About two and a half years ago I bought some RAM that turned out to be bad. No biggie, just sent it back to Amazon and got a replacement.
14 months ago or so, I did a massive upgrade on my machine - new mobo, CPU, and RAM. For about a year I experienced crashes on a regular basis - my machine would simply reboot without warning. I had Windows set to not automatically restart on failure, but I never once got a BSOD. Both Memtest86 and MS Memory Diagnostics assured me, on several occasions each, that my RAM was fine.
At first I was only getting crashes several times a week, so I could live with it; but by a few months ago it was happening several times a day, so I finally rolled up my sleeves and attempted to solve the problem. With the help of some kind people here, I finally determined that my two RAM sticks weren’t doing well together, even though they were the same make and model. That is, if I pulled one out and ran with only 2 GB, everything was fine; it didn’t seem to matter which stick I used.
I thought my problem was solved, but after a couple of weeks I began getting crashes again, though they were intermittent - a few times a week at most. Knowing I’d be buying new RAM when Windows 7 was released, I lived with it.

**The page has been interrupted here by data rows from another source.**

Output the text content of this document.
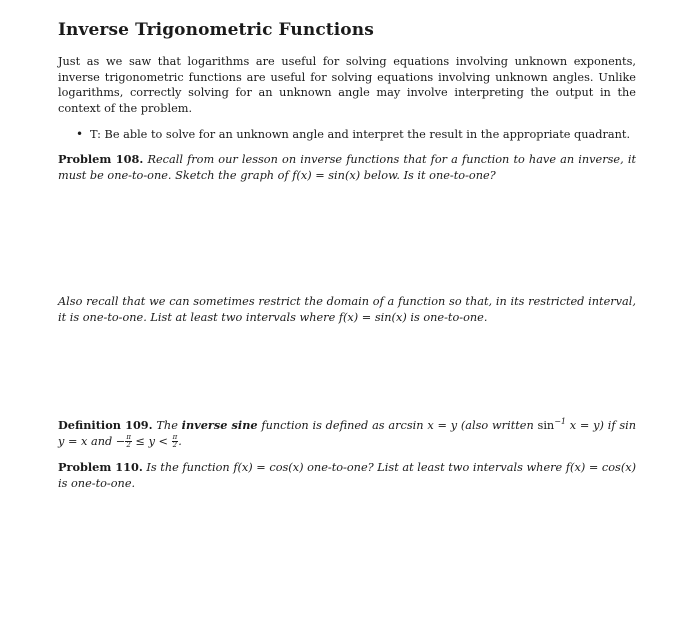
Inverse Trigonometric Functions

Just as we saw that logarithms are useful for solving equations involving unknown exponents, inverse trigonometric functions are useful for solving equations involving unknown angles. Unlike logarithms, correctly solving for an unknown angle may involve interpreting the output in the context of the problem.

• T: Be able to solve for an unknown angle and interpret the result in the appropriate quadrant.

Problem 108. Recall from our lesson on inverse functions that for a function to have an inverse, it must be one-to-one. Sketch the graph of f(x) = sin(x) below. Is it one-to-one?

Also recall that we can sometimes restrict the domain of a function so that, in its restricted interval, it is one-to-one. List at least two intervals where f(x) = sin(x) is one-to-one.

Definition 109. The inverse sine function is defined as arcsin x = y (also written $\sin^{-1} x = y$) if sin y = x and − $\frac{\pi}{2} \le y < \frac{\pi}{2}$ .

Problem 110. Is the function f(x) = cos(x) one-to-one? List at least two intervals where f(x) = cos(x) is one-to-one.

A month ago, in preparation for Win 7, I bought 8 GB of RAM (2 packages of 2 2GB 1333 Corsair sticks), and put two of the sticks in my system (was running Vista 32, planning to install 7 64). Never had another crash. Go figure… the problem was my RAM all along, even though both diagnostic tools repeatedly told me it wasn’t.
This past Friday, I got Windows 7, put a new hard drive and the remaining four GB of RAM in my machine, and tried to install. I kept getting errors. I read somewhere on the 'Net to try installing with only 2 GB of RAM, and this worked. I then put the rest of the RAM back in my system, fired it up… and within 10 minutes got a BSOD.
“Great OS,” I thought. I rebooted, and in the next hour it crashed on me four more times. Of course, I knew in my gut what the problem was. I’d been keeping track, so I knew that the second 4 GB I’d put in where both from the same package; I yoinked them, and my system has run fine since.
So, to sum up:
Number of times I’ve bought RAM in the past three years: 3.
Number of times I’ve bought bad RAM in the past three years: 3.
F’in unbelievable.
Is it really this common for RAM to be bad, or have I just been incredibly unlucky?